Interior Secretary Ryan Zinke began repealing the Consolidated Federal Oil and Gas and Federal and Indian Coal Valuation Reform Rule in order to replace it with “more workable” regulations.
The court ruled that the DOI violated the Administrative Procedure Act when it postponed the rule after it was in effect and did not seek public comment on its full repeal, according to court documents.
The Obama-era rule was implemented to prevent energy companies from using a loophole to avoid paying royalties when mining on public land, Reuters reports.
The Office of Natural Resources Revenue found the rule had “several significant defects … that would have undermined its purpose and intent,” according to the Federal Register.
“Repealing the Valuation Rule restores our economic freedom by ensuring our energy independence,” Zinke said in a DOI press release. “The increased costs associated with the Valuation Rule had the potential to decrease exploration and production on Federal lands, both onshore and offshore, making us rely more and more on foreign imports of oil and gas.”

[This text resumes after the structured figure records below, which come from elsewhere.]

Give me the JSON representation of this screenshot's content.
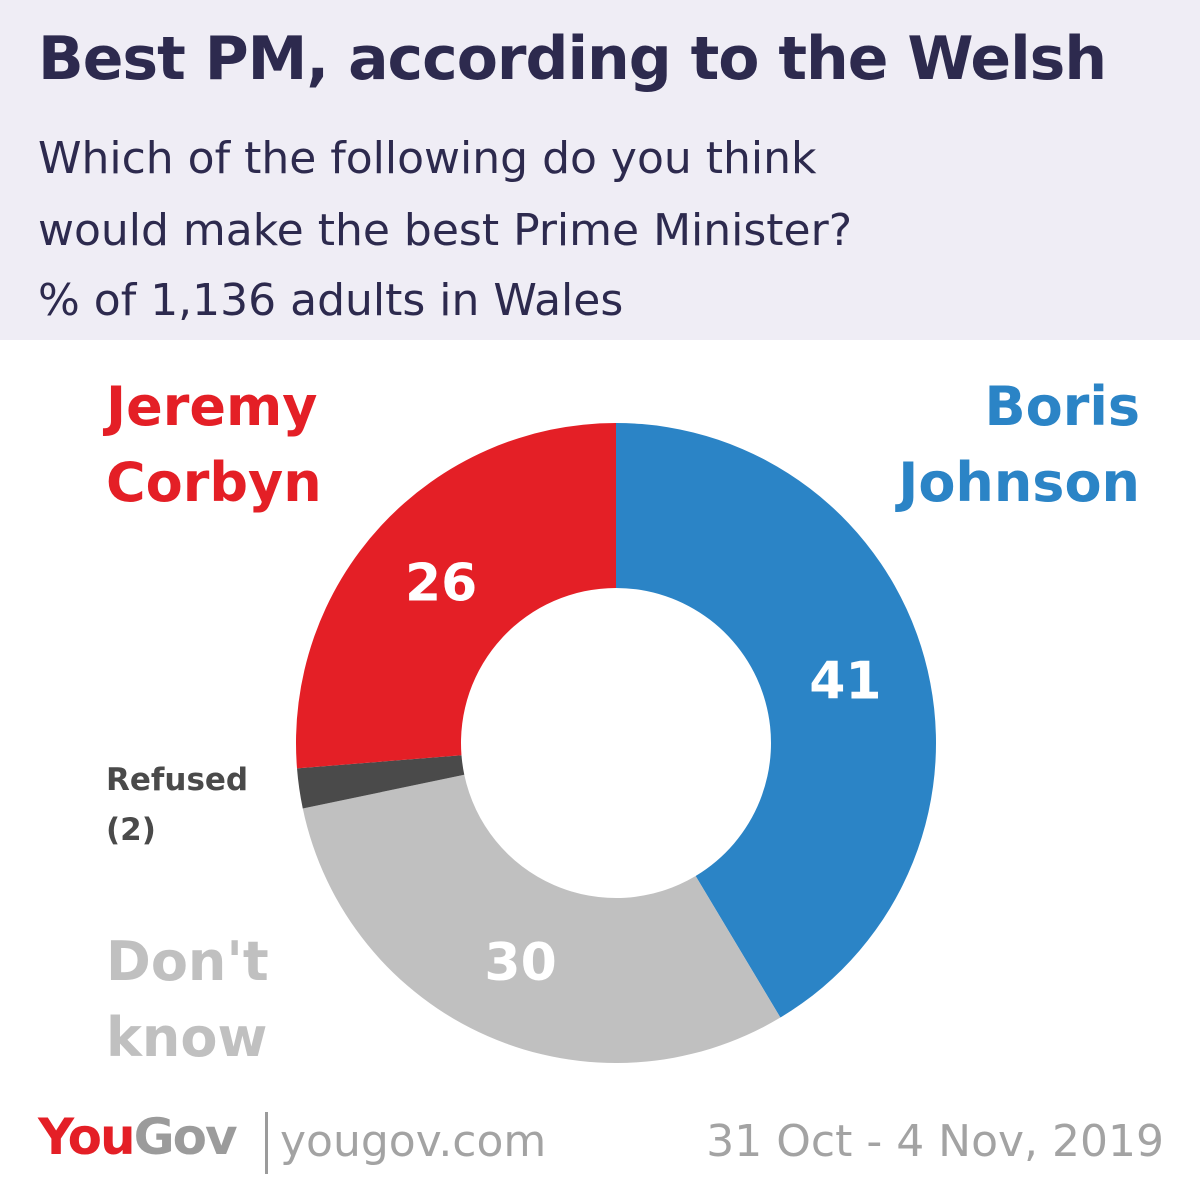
{
  "header": {
    "title": "Best PM, according to the Welsh",
    "subtitle_lines": [
      "Which of the following do you think",
      "would make the best Prime Minister?",
      "% of 1,136 adults in Wales"
    ]
  },
  "chart_data": {
    "type": "pie",
    "donut": true,
    "title": "Best PM, according to the Welsh",
    "slices": [
      {
        "name_lines": [
          "Boris",
          "Johnson"
        ],
        "value": 41,
        "label": "41",
        "color": "#2b84c6"
      },
      {
        "name_lines": [
          "Don't",
          "know"
        ],
        "value": 30,
        "label": "30",
        "color": "#c0c0c0"
      },
      {
        "name_lines": [
          "Refused",
          "(2)"
        ],
        "value": 2,
        "label": "",
        "color": "#4a4a4a"
      },
      {
        "name_lines": [
          "Jeremy",
          "Corbyn"
        ],
        "value": 26,
        "label": "26",
        "color": "#e41f26"
      }
    ]
  },
  "footer": {
    "logo_you": "You",
    "logo_gov": "Gov",
    "url": "yougov.com",
    "date": "31 Oct - 4 Nov, 2019"
  },
  "colors": {
    "header_bg": "#efedf5",
    "title_text": "#2d2a4e",
    "footer_text": "#a3a3a3"
  }
}
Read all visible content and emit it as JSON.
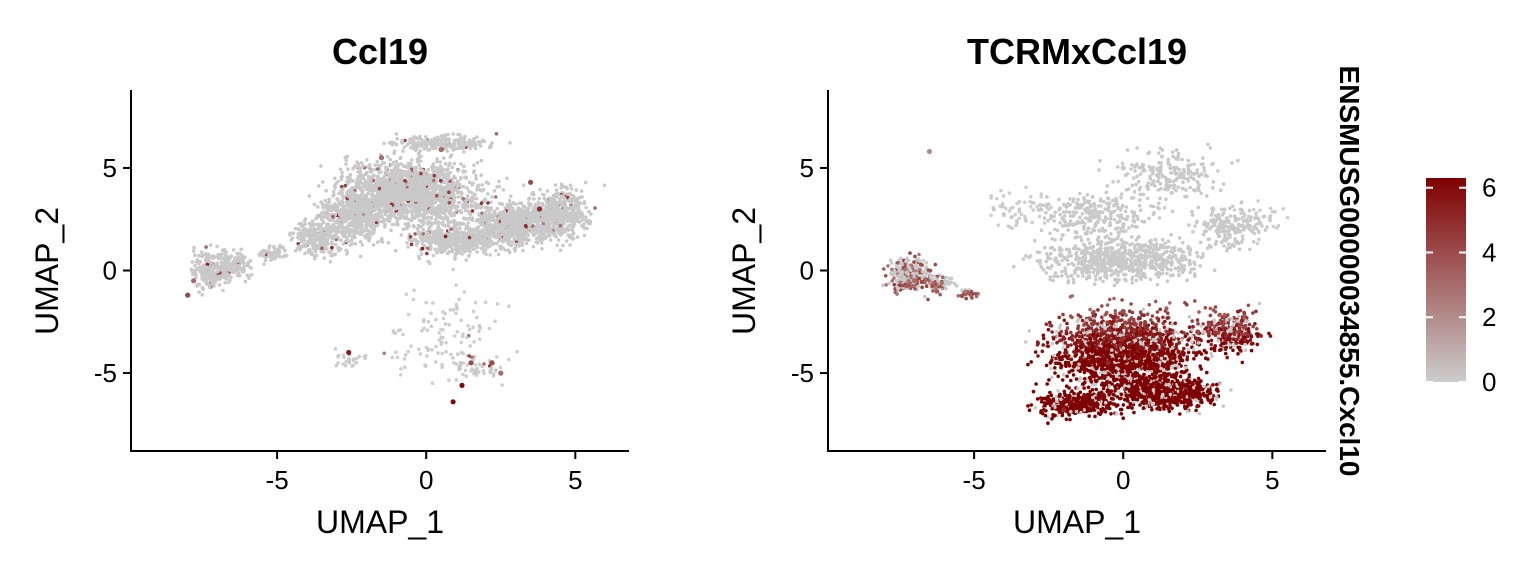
{
  "chart_data": [
    {
      "type": "scatter",
      "title": "Ccl19",
      "xlabel": "UMAP_1",
      "ylabel": "UMAP_2",
      "xlim": [
        -9.9,
        6.8
      ],
      "ylim": [
        -8.8,
        8.8
      ],
      "x_ticks": [
        "-5",
        "0",
        "5"
      ],
      "y_ticks": [
        "5",
        "0",
        "-5"
      ],
      "x_tick_values": [
        -5,
        0,
        5
      ],
      "y_tick_values": [
        5,
        0,
        -5
      ],
      "grid": false,
      "color_scale": {
        "low": "#cccccc",
        "high": "#7f0000"
      },
      "series": [
        {
          "points": [
            {
              "x": 0.0,
              "y": 3.5,
              "value": 0
            },
            {
              "x": -2.0,
              "y": 4.0,
              "value": 0
            },
            {
              "x": 2.5,
              "y": 2.0,
              "value": 0
            },
            {
              "x": 4.5,
              "y": 2.5,
              "value": 0
            },
            {
              "x": -7.2,
              "y": 0.0,
              "value": 0
            },
            {
              "x": -2.6,
              "y": -4.0,
              "value": 5.5
            },
            {
              "x": 1.2,
              "y": -5.6,
              "value": 6
            },
            {
              "x": 0.9,
              "y": -6.4,
              "value": 6
            },
            {
              "x": 1.5,
              "y": -4.5,
              "value": 4
            },
            {
              "x": 2.2,
              "y": -4.5,
              "value": 4
            },
            {
              "x": 2.5,
              "y": -5.0,
              "value": 3
            },
            {
              "x": -8.0,
              "y": -1.2,
              "value": 4
            },
            {
              "x": -7.8,
              "y": -0.5,
              "value": 3
            },
            {
              "x": 3.5,
              "y": 4.3,
              "value": 4
            },
            {
              "x": 3.8,
              "y": 3.0,
              "value": 5
            },
            {
              "x": -1.5,
              "y": 5.5,
              "value": 3
            },
            {
              "x": 0.5,
              "y": 5.9,
              "value": 3
            }
          ]
        }
      ]
    },
    {
      "type": "scatter",
      "title": "TCRMxCcl19",
      "xlabel": "UMAP_1",
      "ylabel": "UMAP_2",
      "xlim": [
        -9.9,
        6.8
      ],
      "ylim": [
        -8.8,
        8.8
      ],
      "x_ticks": [
        "-5",
        "0",
        "5"
      ],
      "y_ticks": [
        "5",
        "0",
        "-5"
      ],
      "x_tick_values": [
        -5,
        0,
        5
      ],
      "y_tick_values": [
        5,
        0,
        -5
      ],
      "grid": false,
      "color_scale": {
        "low": "#cccccc",
        "high": "#7f0000"
      },
      "series": [
        {
          "points": [
            {
              "x": 0.5,
              "y": -6.0,
              "value": 6
            },
            {
              "x": 1.5,
              "y": -5.8,
              "value": 6
            },
            {
              "x": -0.5,
              "y": -4.5,
              "value": 5
            },
            {
              "x": 0.0,
              "y": -2.0,
              "value": 4
            },
            {
              "x": 2.5,
              "y": -3.0,
              "value": 4
            },
            {
              "x": -2.0,
              "y": -6.8,
              "value": 5
            },
            {
              "x": -7.0,
              "y": -0.5,
              "value": 3
            },
            {
              "x": 0.0,
              "y": 5.0,
              "value": 0
            },
            {
              "x": 3.0,
              "y": 3.0,
              "value": 0
            },
            {
              "x": -6.5,
              "y": 5.8,
              "value": 2
            }
          ]
        }
      ]
    }
  ],
  "legend": {
    "title": "ENSMUSG00000034855.Cxcl10",
    "ticks": [
      "6",
      "4",
      "2",
      "0"
    ],
    "tick_values": [
      6,
      4,
      2,
      0
    ],
    "range": [
      0,
      6.3
    ]
  }
}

Professor Richard Revesz, director of the Institute for Policy Integrity at New York University School of Law, applauded the court ruling in a statement provided to The Daily Caller News Foundation.
“This ruling is another example of how federal agencies under President Trump have been using illegal maneuvers to roll back environmental safeguards,” Revesz said. “By ignoring the rule of law, the administration has turned its anti-regulatory strategy into a house of cards.”